Dopo le inondazioni delle settimane scorse, con la fuoriuscita dall’alveo dei fiumi di Milano, mi è sembrato attualissimo spiegare ai nostri ragazzi come funziona il sistema idrico della nostra città. Un sistema che in realtà arriva da lontano, ma che ha dovuto subire nel corso di secoli, deviazioni, canalizzazioni e nell’ultimo periodo irrigimentazioni, tombinature e strozzamenti, piuttosto azzardati.
L’idrografia della città moderna è completamente diversa da quella storica, poiché oggi riconosciamo come vie d’acqua esistenti solo quelle che scorrono a cielo aperto, in superficie, o in qualche modo ciò di cui si ha memoria. Stiamo naturalmente parlando dell’orditura primaria di questo sistema. C’è poi una rete capillare di canali, fiumiciattoli, rogge e canali che oggi sono stati fatti confluire in fogna o canalizzati in sotterraneo, perché non più utili.

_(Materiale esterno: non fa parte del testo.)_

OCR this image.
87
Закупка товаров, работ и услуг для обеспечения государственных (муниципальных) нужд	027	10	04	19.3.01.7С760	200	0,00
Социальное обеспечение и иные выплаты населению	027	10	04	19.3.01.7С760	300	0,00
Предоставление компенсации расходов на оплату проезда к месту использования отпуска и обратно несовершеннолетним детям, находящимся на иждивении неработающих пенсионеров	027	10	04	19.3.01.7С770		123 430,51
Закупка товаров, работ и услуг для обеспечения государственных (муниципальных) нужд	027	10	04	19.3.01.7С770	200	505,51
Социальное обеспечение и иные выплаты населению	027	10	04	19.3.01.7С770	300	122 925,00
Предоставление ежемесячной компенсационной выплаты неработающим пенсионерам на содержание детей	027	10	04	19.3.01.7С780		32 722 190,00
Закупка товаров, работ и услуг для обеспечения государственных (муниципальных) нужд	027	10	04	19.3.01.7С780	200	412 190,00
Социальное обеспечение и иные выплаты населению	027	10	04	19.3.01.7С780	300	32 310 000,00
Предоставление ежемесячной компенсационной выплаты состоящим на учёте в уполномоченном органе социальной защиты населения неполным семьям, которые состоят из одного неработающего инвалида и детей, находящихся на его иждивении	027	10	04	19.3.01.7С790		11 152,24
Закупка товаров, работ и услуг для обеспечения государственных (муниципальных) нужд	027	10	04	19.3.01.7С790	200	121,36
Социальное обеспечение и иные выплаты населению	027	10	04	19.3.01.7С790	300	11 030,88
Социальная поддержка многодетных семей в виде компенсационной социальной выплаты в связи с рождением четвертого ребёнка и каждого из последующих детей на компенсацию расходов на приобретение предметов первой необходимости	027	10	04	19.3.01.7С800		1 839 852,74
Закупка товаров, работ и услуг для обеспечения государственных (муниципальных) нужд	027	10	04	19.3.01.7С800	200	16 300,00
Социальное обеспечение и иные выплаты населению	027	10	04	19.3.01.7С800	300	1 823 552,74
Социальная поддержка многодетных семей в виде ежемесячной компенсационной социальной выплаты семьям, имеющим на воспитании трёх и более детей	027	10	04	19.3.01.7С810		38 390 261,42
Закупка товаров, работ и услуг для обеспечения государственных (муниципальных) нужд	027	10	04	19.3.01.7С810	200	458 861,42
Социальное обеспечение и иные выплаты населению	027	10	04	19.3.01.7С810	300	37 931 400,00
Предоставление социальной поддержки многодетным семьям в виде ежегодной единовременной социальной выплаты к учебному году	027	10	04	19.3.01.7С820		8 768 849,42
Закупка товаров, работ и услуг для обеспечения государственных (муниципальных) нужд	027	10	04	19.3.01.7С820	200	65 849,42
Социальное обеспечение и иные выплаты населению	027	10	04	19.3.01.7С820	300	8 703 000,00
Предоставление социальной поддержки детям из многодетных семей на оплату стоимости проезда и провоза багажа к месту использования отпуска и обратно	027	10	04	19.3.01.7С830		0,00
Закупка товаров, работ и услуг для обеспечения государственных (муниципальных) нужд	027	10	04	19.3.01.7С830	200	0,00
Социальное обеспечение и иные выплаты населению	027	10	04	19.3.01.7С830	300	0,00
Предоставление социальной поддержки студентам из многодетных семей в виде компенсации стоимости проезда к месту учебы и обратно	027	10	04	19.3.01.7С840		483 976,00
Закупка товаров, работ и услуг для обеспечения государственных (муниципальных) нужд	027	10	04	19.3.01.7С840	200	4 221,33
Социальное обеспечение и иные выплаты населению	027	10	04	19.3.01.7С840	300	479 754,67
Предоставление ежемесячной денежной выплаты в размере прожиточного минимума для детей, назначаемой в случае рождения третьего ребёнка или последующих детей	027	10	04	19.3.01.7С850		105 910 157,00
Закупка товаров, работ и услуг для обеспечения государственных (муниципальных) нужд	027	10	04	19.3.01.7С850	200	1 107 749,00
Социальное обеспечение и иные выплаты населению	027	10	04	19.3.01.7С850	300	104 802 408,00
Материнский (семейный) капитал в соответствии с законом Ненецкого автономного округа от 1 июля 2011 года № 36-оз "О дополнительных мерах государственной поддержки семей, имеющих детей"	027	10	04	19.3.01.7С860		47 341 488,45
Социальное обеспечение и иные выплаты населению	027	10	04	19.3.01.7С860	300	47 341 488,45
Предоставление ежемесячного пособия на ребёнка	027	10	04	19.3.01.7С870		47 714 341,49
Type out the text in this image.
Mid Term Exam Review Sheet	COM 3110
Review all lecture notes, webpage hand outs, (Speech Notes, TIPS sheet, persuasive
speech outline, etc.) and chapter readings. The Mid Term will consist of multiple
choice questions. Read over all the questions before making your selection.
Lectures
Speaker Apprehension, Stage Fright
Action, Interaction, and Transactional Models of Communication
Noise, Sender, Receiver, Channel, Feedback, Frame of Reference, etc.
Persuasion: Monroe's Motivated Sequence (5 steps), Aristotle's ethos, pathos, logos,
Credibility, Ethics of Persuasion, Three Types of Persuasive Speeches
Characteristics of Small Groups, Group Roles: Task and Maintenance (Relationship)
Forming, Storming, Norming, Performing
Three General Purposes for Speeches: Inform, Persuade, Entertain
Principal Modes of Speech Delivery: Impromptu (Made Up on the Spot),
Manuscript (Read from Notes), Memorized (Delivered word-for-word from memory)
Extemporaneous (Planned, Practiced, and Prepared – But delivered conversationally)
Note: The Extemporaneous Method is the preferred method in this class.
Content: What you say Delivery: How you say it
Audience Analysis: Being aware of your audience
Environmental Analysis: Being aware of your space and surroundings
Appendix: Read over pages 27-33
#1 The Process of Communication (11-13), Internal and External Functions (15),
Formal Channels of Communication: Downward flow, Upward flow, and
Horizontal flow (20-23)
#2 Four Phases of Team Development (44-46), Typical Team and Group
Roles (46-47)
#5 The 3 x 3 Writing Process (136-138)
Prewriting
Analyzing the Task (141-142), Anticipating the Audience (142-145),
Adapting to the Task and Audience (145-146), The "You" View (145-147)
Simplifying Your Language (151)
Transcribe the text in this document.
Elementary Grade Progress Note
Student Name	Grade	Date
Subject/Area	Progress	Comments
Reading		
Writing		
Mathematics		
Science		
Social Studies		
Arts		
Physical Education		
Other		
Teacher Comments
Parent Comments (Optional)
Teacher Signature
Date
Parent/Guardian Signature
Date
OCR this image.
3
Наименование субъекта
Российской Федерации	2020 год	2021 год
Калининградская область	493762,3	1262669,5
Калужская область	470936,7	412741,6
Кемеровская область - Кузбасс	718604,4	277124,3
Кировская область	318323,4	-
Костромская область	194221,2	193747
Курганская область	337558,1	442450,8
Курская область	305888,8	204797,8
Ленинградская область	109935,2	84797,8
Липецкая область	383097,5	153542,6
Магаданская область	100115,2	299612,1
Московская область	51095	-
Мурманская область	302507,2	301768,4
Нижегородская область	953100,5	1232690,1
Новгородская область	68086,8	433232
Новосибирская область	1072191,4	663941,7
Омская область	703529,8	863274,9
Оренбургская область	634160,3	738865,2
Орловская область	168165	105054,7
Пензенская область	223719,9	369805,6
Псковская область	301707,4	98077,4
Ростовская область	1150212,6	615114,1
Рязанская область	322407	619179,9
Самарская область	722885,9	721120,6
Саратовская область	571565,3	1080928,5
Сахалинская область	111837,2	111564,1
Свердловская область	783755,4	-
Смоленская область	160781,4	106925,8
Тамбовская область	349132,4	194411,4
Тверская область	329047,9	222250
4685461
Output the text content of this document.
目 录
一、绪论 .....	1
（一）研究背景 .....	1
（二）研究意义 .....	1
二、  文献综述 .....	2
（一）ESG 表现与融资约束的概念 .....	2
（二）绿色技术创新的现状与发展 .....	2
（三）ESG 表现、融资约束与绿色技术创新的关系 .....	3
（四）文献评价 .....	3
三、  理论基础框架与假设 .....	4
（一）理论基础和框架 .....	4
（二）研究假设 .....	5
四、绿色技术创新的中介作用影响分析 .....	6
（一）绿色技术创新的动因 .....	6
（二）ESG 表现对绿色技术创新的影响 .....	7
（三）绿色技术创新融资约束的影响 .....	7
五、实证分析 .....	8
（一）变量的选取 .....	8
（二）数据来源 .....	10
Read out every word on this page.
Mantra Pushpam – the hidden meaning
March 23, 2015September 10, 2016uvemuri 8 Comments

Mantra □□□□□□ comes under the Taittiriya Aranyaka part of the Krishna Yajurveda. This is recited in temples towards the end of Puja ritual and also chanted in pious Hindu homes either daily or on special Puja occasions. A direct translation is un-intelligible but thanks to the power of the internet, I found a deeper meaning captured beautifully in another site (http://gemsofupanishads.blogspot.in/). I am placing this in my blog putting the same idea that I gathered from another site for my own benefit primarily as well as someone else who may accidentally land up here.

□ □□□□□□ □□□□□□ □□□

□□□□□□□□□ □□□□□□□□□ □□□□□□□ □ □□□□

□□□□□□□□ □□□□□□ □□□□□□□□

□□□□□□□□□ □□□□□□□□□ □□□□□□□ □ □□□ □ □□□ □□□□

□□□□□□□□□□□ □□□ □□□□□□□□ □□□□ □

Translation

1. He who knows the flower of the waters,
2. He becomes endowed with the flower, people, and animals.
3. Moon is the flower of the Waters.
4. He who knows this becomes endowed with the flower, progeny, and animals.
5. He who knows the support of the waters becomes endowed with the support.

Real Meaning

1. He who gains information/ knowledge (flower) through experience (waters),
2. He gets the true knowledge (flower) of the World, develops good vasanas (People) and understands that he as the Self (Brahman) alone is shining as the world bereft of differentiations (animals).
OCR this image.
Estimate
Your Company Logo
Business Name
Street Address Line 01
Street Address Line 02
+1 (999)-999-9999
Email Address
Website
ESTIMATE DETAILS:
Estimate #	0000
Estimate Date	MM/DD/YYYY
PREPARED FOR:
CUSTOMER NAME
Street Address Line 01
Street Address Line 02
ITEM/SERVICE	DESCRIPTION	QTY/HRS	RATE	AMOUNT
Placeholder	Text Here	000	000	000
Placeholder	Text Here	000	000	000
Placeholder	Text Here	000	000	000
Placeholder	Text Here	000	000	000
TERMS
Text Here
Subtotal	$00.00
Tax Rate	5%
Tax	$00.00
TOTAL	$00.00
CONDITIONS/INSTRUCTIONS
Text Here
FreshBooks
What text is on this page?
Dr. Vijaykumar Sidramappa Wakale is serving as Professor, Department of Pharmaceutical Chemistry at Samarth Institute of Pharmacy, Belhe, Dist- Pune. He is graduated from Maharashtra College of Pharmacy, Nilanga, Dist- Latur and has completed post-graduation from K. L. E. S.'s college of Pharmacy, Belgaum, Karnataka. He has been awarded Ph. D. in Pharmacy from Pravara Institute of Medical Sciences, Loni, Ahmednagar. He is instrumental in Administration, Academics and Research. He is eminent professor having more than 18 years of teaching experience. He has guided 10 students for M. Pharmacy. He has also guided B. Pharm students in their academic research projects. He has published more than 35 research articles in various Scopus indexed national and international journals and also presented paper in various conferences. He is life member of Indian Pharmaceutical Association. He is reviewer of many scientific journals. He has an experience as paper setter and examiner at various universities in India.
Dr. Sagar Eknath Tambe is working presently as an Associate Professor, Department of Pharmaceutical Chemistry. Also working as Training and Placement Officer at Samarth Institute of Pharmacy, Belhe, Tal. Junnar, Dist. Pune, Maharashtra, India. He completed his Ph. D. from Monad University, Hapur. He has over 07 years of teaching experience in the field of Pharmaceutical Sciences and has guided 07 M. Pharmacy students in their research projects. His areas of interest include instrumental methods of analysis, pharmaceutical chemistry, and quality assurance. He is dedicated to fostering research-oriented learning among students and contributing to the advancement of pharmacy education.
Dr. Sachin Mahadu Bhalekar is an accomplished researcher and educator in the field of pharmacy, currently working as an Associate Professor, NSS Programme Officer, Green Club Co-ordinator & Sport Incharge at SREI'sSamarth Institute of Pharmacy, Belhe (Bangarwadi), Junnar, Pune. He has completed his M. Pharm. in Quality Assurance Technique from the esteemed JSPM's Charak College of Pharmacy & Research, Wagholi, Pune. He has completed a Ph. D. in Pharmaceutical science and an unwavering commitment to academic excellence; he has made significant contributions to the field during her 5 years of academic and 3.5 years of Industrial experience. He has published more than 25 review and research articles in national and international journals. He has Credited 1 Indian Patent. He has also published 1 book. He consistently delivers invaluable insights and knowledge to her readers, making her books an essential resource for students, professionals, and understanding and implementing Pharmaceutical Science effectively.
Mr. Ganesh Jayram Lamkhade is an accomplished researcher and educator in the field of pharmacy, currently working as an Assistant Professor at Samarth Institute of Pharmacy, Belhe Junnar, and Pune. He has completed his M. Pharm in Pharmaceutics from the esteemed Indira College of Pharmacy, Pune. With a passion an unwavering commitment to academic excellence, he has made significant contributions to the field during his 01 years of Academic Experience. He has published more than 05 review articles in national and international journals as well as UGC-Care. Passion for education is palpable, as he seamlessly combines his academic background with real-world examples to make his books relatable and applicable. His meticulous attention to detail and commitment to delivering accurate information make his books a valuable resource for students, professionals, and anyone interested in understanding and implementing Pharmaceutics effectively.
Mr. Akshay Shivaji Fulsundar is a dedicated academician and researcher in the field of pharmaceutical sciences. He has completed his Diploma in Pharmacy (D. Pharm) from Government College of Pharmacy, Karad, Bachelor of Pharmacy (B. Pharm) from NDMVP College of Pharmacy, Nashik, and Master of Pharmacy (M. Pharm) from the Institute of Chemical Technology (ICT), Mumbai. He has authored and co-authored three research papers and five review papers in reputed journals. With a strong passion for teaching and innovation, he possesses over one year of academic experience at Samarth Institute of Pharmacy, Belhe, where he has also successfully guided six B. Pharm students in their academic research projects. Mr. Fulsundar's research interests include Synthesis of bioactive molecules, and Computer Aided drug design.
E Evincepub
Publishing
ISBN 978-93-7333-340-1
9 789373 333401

Iniziamo allora col comprendere, nella rete primaria, i corsi d’acqua di Milano: in primis i fiumi Olona, Seveso, Lambro, poi il Naviglio Martesana e i due Navigli, a sud, Grande e Pavese. In ultima analisi, lasciamo a parte la cerchia dei Navigli, oggi interrata, detta anche fossa interna, poiché anello di collegamento e confluenza di una serie di acque reflue minori della città. Abbiamo visto, nel corso di nostri altri interventi, come, fino all’inizio del Novecento, questo sistema venisse usato comunemente come mezzo per il trasporto merci da e per la città con il suo territorio limitrofo, come strumento per pulire le fognature e le strade dell’abitato. Ancor prima dell’era moderna l’acqua di questa stessa rete era utilizzata come elemento per riempire i fossati difensivi sotto le mura, per irrigare gli orti di cui la città era ricca e per dare forza motrice ai mulini, che si susseguivano su tutta la cerchia interna, in parte per fare girare le ruote dei magli per le fabbriche delle armi (come testimonia il nome del tratto della circonvallazione di via Molino delle Armi) e in parte per macinare cerali da farina (soprattutto sul tratto di Via Fatebenefratelli, oggi interrato).
Il Naviglio Grande lungo circa 50 chilometri, parte dal fiume Ticino, a nord-ovest di Milano, per finire nella Darsena di Porta Ticinese, un bacino artificiale di cui abbiamo parlato ampiamente e che è sottoposto in questo periodo a un progetto di riqualificazione in chiave EXPO.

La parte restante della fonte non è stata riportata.